Imagine a world in which every nerd trope came to life and then battled for world supremacy. Aliens are zapping ninjas, while pirates fight dinosaurs. Technology meets magic when clever robots battle perhaps even more clever wizards. Zombies, why don't you just stay dead? And you Tricksters, stop being so... tricky (trickish?)! As if that scenario weren't awesome enough in and of itself, now try imagining a world where two of those teamed up together to defeat their opponents. Aliens are teleporting in pirates, while ninjas ride dinosaurs into battle. Imagine no more, because you have just entered the world of Smash Up.
Smash Up is a deck-building card battler game, where 2 to 4 players take two of the aforementioned factions' decks and shuffle them together, creating a team up nerds can only dream of. You want Zombie Ninjas? Done. You want Robot Pirates? Say no more. You want the Aliens to return the Dinosaurs, you know, the ones they kidnapped from the Cretaceous Period? It's all here in this game.
Once a deck is built, players take it in turns to play minions from their hand on bases or to play actions that mess with their opponent's or their own cards. Each minion has Power, and once enough Power is present on a base, the base will "break" and points will be scored based on how much Power each player has present at the base. The first one to score 15 points wins.
And that's it. Review over.
Oh, you're still here? Alright... I guess I can talk a bit more...
Scoring 15 points may sound easy, but basically every card has some sort of text on it that messes with the game in some way. And all of the special abilities are unique and highly suited to a particular faction's deck. Ninjas, for example, have many cards and minions that allow them to sneak in just at the last minute and snatch victory from their opponents. Zombies keep coming back out of the discard pile to flood bases with minions you thought were long gone. Robots excel at laying down huge combos of minions at a time, while Wizards are masters of getting to play more cards than is normally allowed. Each deck has a specific strategy involved, and they all combine with each other beautifully. Robot Wizards, for example, would be able to take advantage of the Robot's ability to lay down a lot of minions at once. Couple that with the Wizard's ability to gain more actions and you've got a combo that will be throwing cards like a spastic magician.

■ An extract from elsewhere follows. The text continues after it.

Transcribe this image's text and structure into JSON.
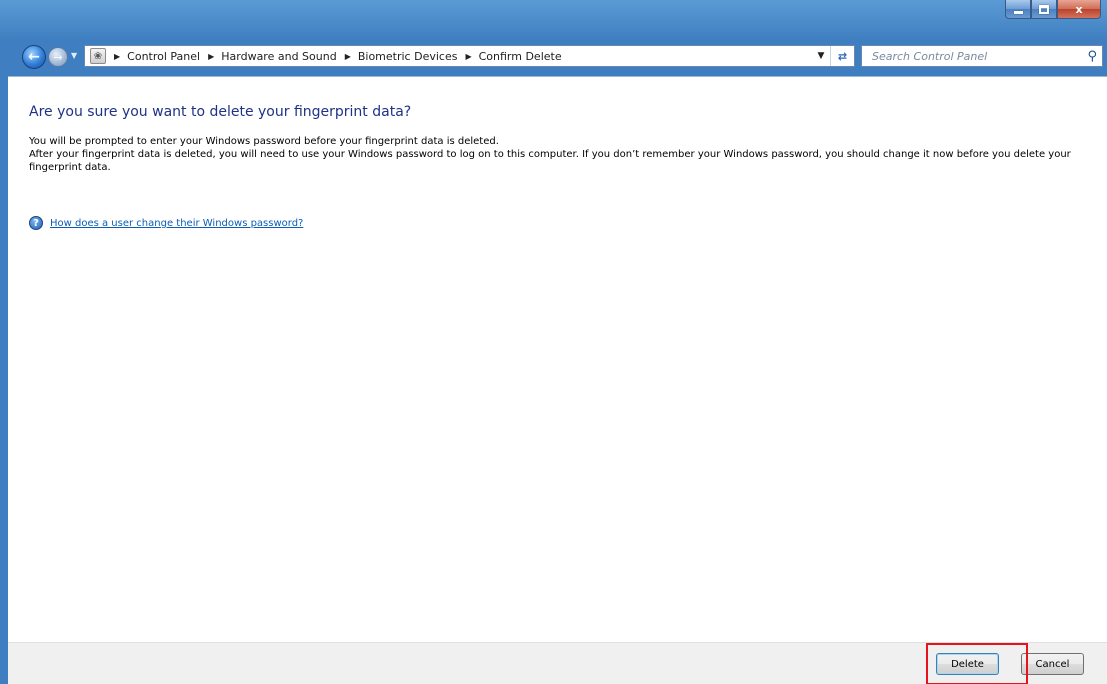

As you can imagine, the deck's minions and abilities are all perfectly themed. Pirate minions have names like First Mate and Buccaneer, while Aliens are of course armed with their infamous Probe. I'll leave you to guess what kind it is. And the artwork on each card is absolutely phenomenal. Sometimes I forget to play just because I'm staring at the gorgeous hand I have in front of me. Oh, and also because of how gorgeous the cards in that hand are as well. I use a lot of lotion to make my hands so gorgeous. I mean, just look at these cards!
LOOK AT THEM MORE!
You've stopped looking at them... sigh...
This game is easy enough to pick up, though it helps to have someone who has played once before when it comes to breaking bases, as they can get pretty crowded sometimes, and the exact timing of when a base scores versus when you have to stop playing on it can confuse a newcomer. Also, and I don't think I need to say this but this is the internet, four year olds could be reading this blog, you need a comprehension of basic math and the ability to not short circuit your brain when confronted with a bunch of numbers that need adding up. It may sound strange to say, but the Power of minions tends to fluctuate. This minion gets +2 power for every other minion, and this one gets +1 Power when it is the opponent's turn, and this minion gets +7 Power when Tom plays it because he's the best and maybe that last card doesn't exist, but you get the point.
Last, I want to bring up one more thing about this game that I love, and it is a highly underrated aspect of games nowadays unfortunately. I remember once when I looked forward to reading the instruction manual of a video game almost as much as playing the game itself. Instruction manuals used to tell us more than just the rules of the game. They added something to the experience, whether it was humor, a bit of extra story or flavor, or more beautiful artwork to oggle. Smash Up's instruction book is all these things. It is extremely well written, with an eye for comedy wherever possible, yet it explains everything in enough detail to, like a warm blanket, cover it but not smother it.
While this review glows like the eye of an IRS agent at tax time, I do have one gripe with the game, and that is a lack of scorekeeping apparatus. What, Smash Up? You're throwing all these numbers at us to add up, his Power, her Power, this that and the other thing? And now we've got to remember how many points we have? How dare you! Thankfully, this can be solved by an app that is available. Or pennies. Or your fingers and one set of toes. Or just your fingers for those of you who are mutants.
14/15 Victory Points. Would probe this game again.